Thankfully, interest in beekeeping has been growing steadily and Oster is just one bee enthusiast who took up the hobby after hearing the honeybee population was declining, doing his part to bolster the honeybee population. In addition to expanding his hives every year, Oster founded the Rockland Bee Club several years ago, with 15 to 20 people turning out at every monthly meeting. Several parties have reached out to Oster and offered to let him put hives on their land, including the mayor of Haverstraw, a town located northwest of Monsey.
“It’s good publicity,” remarked Oster who has hives on a ramp to a heavily traveled local roadway. “People beep and they stop and get out of their cars and ask questions. They are really fascinated by it.”
Rabbi Senter notes that while honeybees may be in trouble, it’s not all doom and gloom for our little winged friends.
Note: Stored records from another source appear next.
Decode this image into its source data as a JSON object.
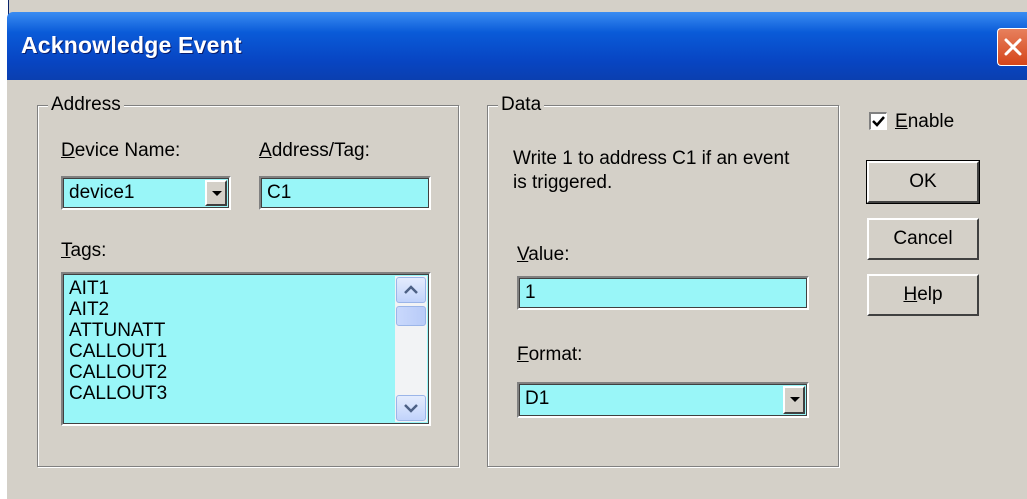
{
  "window": {
    "title": "Acknowledge Event"
  },
  "address": {
    "group_title": "Address",
    "device_name_label_u": "D",
    "device_name_label_rest": "evice Name:",
    "device_name_value": "device1",
    "address_tag_label_u": "A",
    "address_tag_label_rest": "ddress/Tag:",
    "address_tag_value": "C1",
    "tags_label_u": "T",
    "tags_label_rest": "ags:",
    "tags": [
      "AIT1",
      "AIT2",
      "ATTUNATT",
      "CALLOUT1",
      "CALLOUT2",
      "CALLOUT3"
    ]
  },
  "data": {
    "group_title": "Data",
    "description_line1": "Write 1 to address C1 if an event",
    "description_line2": "is triggered.",
    "value_label_u": "V",
    "value_label_rest": "alue:",
    "value_value": "1",
    "format_label_u": "F",
    "format_label_rest": "ormat:",
    "format_value": "D1"
  },
  "controls": {
    "enable_checked": true,
    "enable_label_u": "E",
    "enable_label_rest": "nable",
    "ok_label": "OK",
    "cancel_label": "Cancel",
    "help_label_u": "H",
    "help_label_rest": "elp"
  },
  "colors": {
    "field_bg": "#99f6f8",
    "dialog_bg": "#d4d0c8",
    "title_bar": "#0a5bd8",
    "close_button": "#d5451a"
  },
  "icons": [
    "close-icon",
    "chevron-down-icon",
    "chevron-up-icon",
    "checkmark-icon"
  ]
}
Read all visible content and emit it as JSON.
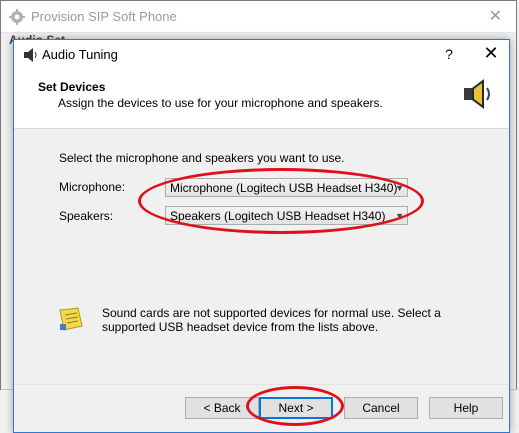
{
  "background_window": {
    "title": "Provision SIP Soft Phone",
    "close_glyph": "✕",
    "partial_text": "Audio Set"
  },
  "dialog": {
    "title": "Audio Tuning",
    "help_glyph": "?",
    "close_glyph": "✕",
    "header_title": "Set Devices",
    "header_subtitle": "Assign the devices to use for your microphone and speakers.",
    "instruction": "Select the microphone and speakers you want to use.",
    "microphone_label": "Microphone:",
    "microphone_value": "Microphone (Logitech USB Headset H340)",
    "speakers_label": "Speakers:",
    "speakers_value": "Speakers (Logitech USB Headset H340)",
    "note": "Sound cards are not supported devices for normal use. Select a supported USB headset device from the lists above.",
    "buttons": {
      "back": "< Back",
      "next": "Next >",
      "cancel": "Cancel",
      "help": "Help"
    }
  },
  "colors": {
    "annotation_red": "#e0101a",
    "focus_blue": "#0078d7"
  },
  "icons": [
    "gear-app-icon",
    "speaker-icon",
    "note-icon",
    "dropdown-arrow-icon"
  ]
}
Scientists have been working hard to solve the mystery of what is known as colony collapse disorder, with Israel leading the pack on pioneering research in the field. Citing a five-tiered approach that includes improving honeybee health and nutrition, preserving and restoring their environment, combatting disease, eliminating harmful pesticides and promoting awareness, Rabbi Senter expressed his hope that we will be able to enjoy our apples in dipped in honey for many years to come.
What kind of honey will grace your Rosh Hashanah table this year? It seems like this year there are more flavors to choose from than ever before. As for me, I’ll be polishing up my honey dish and pulling out a jar of vanilla creamed honey that I got as a gift. And of course, there is going to have be a plastic honey bear somewhere on my table at some point in time over the Yom Tov season. Some traditions are just too sacred to tamper with.